Baseball’s numbers may be fake, but what isn’t?
Baseball just keeps getting hit with more steroid news, and somehow we are supposed to be surprised, and the game isn’t supposed to be pure.
The latest bad news for baseball is that Manny Ramirez tested positive for performance-enhancing drugs the same week that Selena Roberts released her book accusing A-Rod of having taken steroids ever since high school.
It’s another reminder that baseball’s numbers for the past decade or so are fake and inflated. But what isn’t?
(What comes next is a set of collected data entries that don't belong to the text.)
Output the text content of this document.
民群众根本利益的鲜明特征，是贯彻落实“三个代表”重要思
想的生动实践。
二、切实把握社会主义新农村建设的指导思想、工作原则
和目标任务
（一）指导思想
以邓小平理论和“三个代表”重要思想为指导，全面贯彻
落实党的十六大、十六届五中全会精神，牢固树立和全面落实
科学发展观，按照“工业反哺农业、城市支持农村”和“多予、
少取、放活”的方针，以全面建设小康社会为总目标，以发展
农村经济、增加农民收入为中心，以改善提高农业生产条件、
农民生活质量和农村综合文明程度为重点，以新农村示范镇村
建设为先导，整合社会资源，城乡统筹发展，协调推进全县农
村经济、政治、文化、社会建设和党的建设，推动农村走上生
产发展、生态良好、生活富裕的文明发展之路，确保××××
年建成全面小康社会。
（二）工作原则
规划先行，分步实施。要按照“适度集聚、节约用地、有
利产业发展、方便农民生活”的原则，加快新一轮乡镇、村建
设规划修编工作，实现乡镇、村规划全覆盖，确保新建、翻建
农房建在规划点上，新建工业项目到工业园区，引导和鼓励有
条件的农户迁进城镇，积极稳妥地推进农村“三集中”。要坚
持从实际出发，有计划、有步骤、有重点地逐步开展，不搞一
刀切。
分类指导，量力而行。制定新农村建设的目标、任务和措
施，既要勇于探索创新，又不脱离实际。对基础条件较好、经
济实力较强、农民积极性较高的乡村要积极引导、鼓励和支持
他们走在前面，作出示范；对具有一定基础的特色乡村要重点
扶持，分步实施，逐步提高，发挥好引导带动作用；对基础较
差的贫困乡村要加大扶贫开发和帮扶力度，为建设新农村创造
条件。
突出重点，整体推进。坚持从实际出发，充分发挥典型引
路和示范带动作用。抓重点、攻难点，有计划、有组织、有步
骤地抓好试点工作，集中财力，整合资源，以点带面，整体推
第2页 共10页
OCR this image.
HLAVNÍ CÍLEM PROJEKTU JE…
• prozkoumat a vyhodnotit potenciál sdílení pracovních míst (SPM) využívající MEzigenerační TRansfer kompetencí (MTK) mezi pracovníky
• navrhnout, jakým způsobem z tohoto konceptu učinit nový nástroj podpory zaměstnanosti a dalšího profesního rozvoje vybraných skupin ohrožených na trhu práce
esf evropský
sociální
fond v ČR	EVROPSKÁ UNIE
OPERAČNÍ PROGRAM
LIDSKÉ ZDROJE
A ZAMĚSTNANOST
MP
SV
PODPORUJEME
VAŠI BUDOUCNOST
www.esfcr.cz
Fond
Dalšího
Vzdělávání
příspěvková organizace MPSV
Just a few years ago, the Schiller Home Price Index was up to 180. It had risen about 70% between 1995 and 2005. The Dow Jones average had risen by about 350% in that same time period. America is based on fake inflated numbers.
The financial markets are fake. Home values were fake. Reality TV is fake.
Now we know that A-Rod was engaging in pitch tipping to his opponents in exchange for them tipping him, so there are more fake numbers there. But, baseball’s not the only sports with fake numbers.
The University of Toledo has had some players indicted in a point-shaving scheme. And if steroids are a problem in baseball, imagine how much they must be used in football.
Despite years of cheating and breaking federal law, players like A-Rod and Giambi continue to play baseball with little repercussions beyond public embarrassment. This consequence-free existence is paramount to current American events as well.
Run your car company into the ground? Have a bailout. Make stupid financial deals with irresponsible loans and derivative trading? Bailout.
The government runs up a trillion dollar deficit helping their irresponsible friends and they finance it by printing more fake money based on no value backing. They think they can just create value out of nothing and use it to “stimulate” the economy back to excessive levels while the American consumer continues to spend more money than they take in.
Baseball may be fake, but that’s just in keeping with it’s tradition as America’s national pastime.